Speaking of ALCO, while this may seem trivial compared to mass cataclysm, we would like to discuss the fine art of putting floors on your loans. While we are big fans of using loan floors to protect margin, the last time you really heard us preach this was during 2007 through early 2009 when rates were dropping. Since 2009, banks that set a floor at or above the initial rate could be in for a rude awakening as rates begin to rise and wider current margins begin to erode. You see, the time to utilize floors is when rates are falling, as their value is high. Now that rates are expected to rise, embedding floors has a much lower value and starts to work against community banks.
Consider two credit-identical 5Y loans. Loan A is at Prime + 1% with a floor of 5.5%. Loan B is at Prime + 50bp with a floor of 6%. Which loan would you rather have? It is hard to tell unless you have a profitability model that prices loans such as our BIGProfit model, so you can quantify the value of the floor against the future path of rates. A model helps clearly answer the question.

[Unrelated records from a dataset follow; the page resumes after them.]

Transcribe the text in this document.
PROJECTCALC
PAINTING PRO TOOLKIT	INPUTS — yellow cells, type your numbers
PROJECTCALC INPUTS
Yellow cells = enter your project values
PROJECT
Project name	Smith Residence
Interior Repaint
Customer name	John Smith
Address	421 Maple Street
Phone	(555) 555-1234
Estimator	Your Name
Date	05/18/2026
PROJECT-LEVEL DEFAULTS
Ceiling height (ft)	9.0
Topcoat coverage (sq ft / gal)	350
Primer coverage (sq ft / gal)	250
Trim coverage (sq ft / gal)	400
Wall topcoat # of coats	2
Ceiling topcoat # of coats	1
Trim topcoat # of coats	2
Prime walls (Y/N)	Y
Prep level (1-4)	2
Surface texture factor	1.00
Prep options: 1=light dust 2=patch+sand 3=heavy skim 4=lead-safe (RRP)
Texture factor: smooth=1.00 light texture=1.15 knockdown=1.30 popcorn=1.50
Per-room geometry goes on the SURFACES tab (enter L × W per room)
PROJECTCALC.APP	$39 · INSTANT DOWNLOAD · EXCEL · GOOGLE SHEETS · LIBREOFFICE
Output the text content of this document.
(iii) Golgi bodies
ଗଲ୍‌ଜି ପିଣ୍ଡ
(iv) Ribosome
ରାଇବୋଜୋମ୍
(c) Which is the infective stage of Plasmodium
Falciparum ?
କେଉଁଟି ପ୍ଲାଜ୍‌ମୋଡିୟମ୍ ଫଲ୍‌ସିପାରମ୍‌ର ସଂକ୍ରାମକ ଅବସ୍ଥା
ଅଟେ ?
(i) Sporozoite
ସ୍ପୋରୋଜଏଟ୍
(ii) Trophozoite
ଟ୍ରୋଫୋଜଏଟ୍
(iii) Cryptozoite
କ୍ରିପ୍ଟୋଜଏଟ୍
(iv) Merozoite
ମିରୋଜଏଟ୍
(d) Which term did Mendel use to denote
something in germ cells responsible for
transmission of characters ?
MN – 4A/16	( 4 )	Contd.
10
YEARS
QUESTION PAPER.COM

If you are utilizing such a model, you can immediately see the value difference in the two loans. The Prime + 1% loan lifts off of the 5.50% floor this coming Feb (assuming no Rapture), while the loan with the 6% floor takes until Mar of 2013 (assuming no Mayan end). Thus, if you thought these loans were going to prepay, you would rather have Loan B because of the higher floor. If you are able to get prepayment protection (hard to do with floating rate) or you thought the loan was going to be outstanding longer, you would rather have Loan A, as the wider margin will create more value over the longer term.

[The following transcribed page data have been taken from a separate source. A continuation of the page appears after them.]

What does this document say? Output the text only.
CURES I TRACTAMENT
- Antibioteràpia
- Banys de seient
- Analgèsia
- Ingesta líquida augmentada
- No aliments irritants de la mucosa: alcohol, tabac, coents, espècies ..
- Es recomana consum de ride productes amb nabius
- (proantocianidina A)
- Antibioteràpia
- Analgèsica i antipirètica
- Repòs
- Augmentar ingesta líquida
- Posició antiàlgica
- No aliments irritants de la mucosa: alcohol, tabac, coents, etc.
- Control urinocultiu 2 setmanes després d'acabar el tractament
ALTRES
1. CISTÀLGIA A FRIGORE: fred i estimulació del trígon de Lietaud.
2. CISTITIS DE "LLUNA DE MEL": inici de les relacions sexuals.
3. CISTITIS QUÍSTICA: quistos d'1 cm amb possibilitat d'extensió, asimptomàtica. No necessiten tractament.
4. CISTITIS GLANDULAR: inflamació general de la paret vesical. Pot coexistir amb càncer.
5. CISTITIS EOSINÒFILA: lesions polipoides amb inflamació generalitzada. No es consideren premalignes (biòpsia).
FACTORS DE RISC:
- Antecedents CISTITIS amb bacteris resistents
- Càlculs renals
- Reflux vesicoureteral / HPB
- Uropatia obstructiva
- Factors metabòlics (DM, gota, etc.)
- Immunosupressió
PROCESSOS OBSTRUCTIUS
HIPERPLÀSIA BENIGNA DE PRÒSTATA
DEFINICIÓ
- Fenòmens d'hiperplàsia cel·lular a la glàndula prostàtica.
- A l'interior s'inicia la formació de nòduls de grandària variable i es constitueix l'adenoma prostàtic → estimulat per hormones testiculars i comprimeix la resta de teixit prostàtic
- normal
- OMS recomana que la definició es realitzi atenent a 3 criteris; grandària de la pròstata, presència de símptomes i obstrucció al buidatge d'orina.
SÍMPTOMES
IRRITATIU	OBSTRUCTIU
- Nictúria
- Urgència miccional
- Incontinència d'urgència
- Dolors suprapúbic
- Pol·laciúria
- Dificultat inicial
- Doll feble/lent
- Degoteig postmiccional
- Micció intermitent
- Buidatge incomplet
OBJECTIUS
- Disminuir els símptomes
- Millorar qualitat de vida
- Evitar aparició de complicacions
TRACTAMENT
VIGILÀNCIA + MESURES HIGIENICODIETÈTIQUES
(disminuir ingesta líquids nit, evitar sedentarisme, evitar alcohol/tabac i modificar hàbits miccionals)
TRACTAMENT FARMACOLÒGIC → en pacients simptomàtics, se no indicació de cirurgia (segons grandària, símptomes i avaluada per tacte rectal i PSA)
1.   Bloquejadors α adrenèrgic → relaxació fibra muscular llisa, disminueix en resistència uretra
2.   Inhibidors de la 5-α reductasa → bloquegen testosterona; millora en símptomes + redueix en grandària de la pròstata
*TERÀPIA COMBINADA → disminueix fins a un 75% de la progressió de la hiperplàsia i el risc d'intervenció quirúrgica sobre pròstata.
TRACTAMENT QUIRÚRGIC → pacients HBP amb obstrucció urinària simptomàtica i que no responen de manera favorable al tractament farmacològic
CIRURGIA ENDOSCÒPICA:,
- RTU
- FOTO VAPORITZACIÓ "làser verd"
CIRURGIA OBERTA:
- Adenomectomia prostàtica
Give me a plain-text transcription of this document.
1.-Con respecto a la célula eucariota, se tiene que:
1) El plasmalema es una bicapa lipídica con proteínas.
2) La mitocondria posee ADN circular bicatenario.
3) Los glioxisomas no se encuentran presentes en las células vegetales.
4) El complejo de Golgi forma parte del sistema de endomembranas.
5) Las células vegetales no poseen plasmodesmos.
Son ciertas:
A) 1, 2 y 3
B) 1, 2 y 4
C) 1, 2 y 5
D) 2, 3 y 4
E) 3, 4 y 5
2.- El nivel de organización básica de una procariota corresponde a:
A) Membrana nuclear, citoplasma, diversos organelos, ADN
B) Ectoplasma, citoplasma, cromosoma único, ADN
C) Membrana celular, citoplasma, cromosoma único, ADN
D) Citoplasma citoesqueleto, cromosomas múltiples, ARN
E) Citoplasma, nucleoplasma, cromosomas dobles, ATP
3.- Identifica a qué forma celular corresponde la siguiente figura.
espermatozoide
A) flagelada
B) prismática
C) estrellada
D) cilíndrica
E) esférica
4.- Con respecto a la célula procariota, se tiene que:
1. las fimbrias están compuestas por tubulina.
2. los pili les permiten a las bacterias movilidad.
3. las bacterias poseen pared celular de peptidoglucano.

To add another layer of complication, Loan B, with its higher floor, has a higher probability of prepayment. A loan stuck at a 6% floor is a perfect marketing target for another bank. Luckily, during this past cycle, prepayments on quality commercial loans have slowed from an average of 13% to 6%. This is yet another factor to take into consideration when pricing a loan - how long it will be around. When including floors, the optionality of the floor must be taken into account, as well as the optionality of the prepayment. The low value of these floors is one reason why large banks such rarely offer floors these days.

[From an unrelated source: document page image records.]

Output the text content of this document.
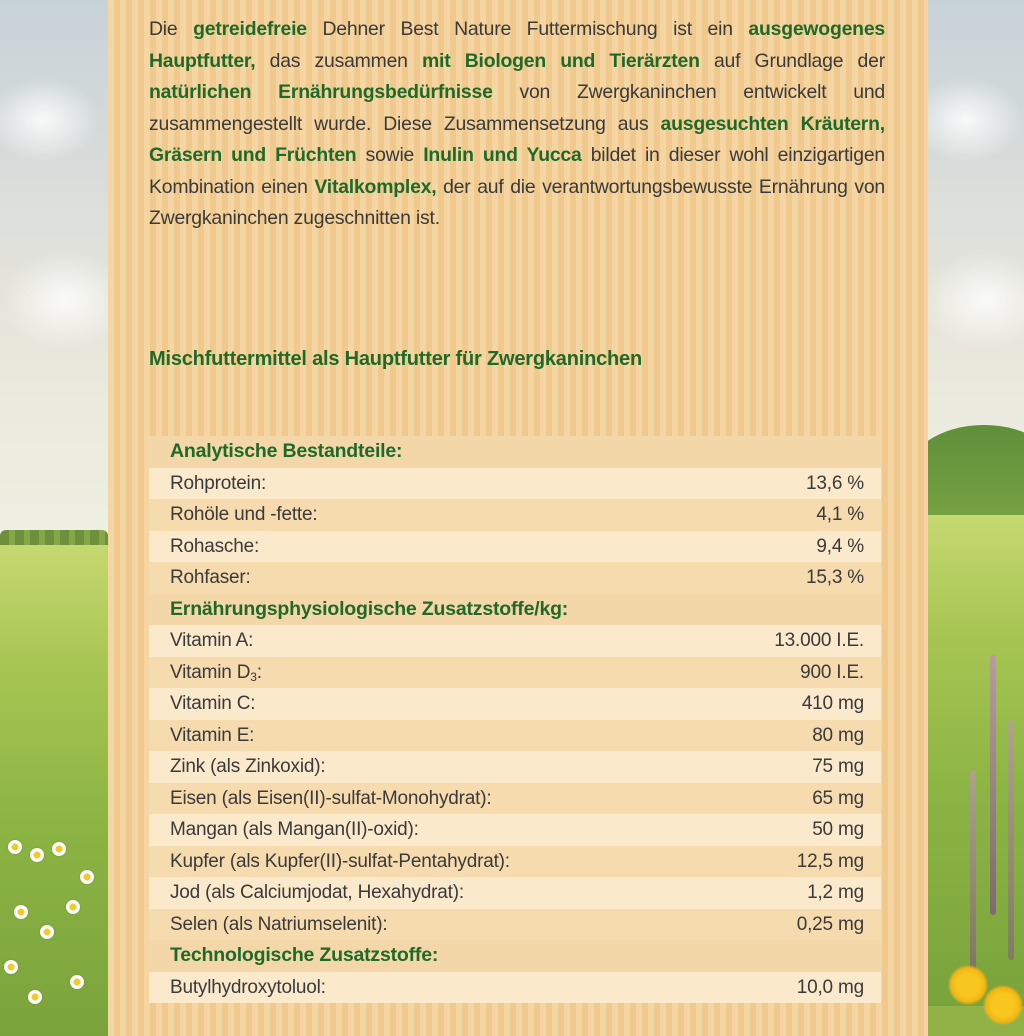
Die getreidefreie Dehner Best Nature Futtermischung ist ein ausgewogenes Hauptfutter, das zusammen mit Biologen und Tierärzten auf Grundlage der natürlichen Ernährungsbedürfnisse von Zwergkaninchen entwickelt und zusammengestellt wurde. Diese Zusammensetzung aus ausgesuchten Kräutern, Gräsern und Früchten sowie Inulin und Yucca bildet in dieser wohl einzigartigen Kombination einen Vitalkomplex, der auf die verantwortungsbewusste Ernährung von Zwergkaninchen zugeschnitten ist.
Mischfuttermittel als Hauptfutter für Zwergkaninchen
Analytische Bestandteile:
Rohprotein:	13,6 %
Rohöle und -fette:	4,1 %
Rohasche:	9,4 %
Rohfaser:	15,3 %
Ernährungsphysiologische Zusatzstoffe/kg:
Vitamin A:	13.000 I.E.
Vitamin $D_3$:	900 I.E.
Vitamin C:	410 mg
Vitamin E:	80 mg
Zink (als Zinkoxid):	75 mg
Eisen (als Eisen(II)-sulfat-Monohydrat):	65 mg
Mangan (als Mangan(II)-oxid):	50 mg
Kupfer (als Kupfer(II)-sulfat-Pentahydrat):	12,5 mg
Jod (als Calciumjodat, Hexahydrat):	1,2 mg
Selen (als Natriumselenit):	0,25 mg
Technologische Zusatzstoffe:
Butylhydroxytoluol:	10,0 mg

Trying to negotiate a floor in this environment takes up energy better devoted to trying to get wider margins or stronger loan covenants. A wider margin loan, even with a lower initial floor, will lift off sooner and provide the bank with greater cumulative cash flow. Better still; bankers can transform the fixed rate loan to a floating rate loan through our BLP program, giving you the best of all worlds. It gives your bank a floating rate loan without the swap accounting hassles and it gives the borrower a fixed rate that will serve to extend the life of the loan as rates rise. In fact, for comparative purposes, over the past several years, while CRE loans have been prepaying at 6%, banks that have utilized BLP have had just 1.2% of their loans per year prepay. That is a huge value. More important, as rates rise, that loan is less and less likely to prepay. In addition, credit continues to improve, as rising rates usually portend a stronger economy and better economic performance by borrowers and property. Conversely, un-hedged floating rate loans add refinance pressure and increase credit risk by increasing debt service cost.
Since it is Friday the 13th, we wanted to get your mind off bad luck and shift to a way to create some profitability luck. We are not sure what May 21st holds, but having a more profitable loan portfolio certainly couldn't hurt on Judgment Day.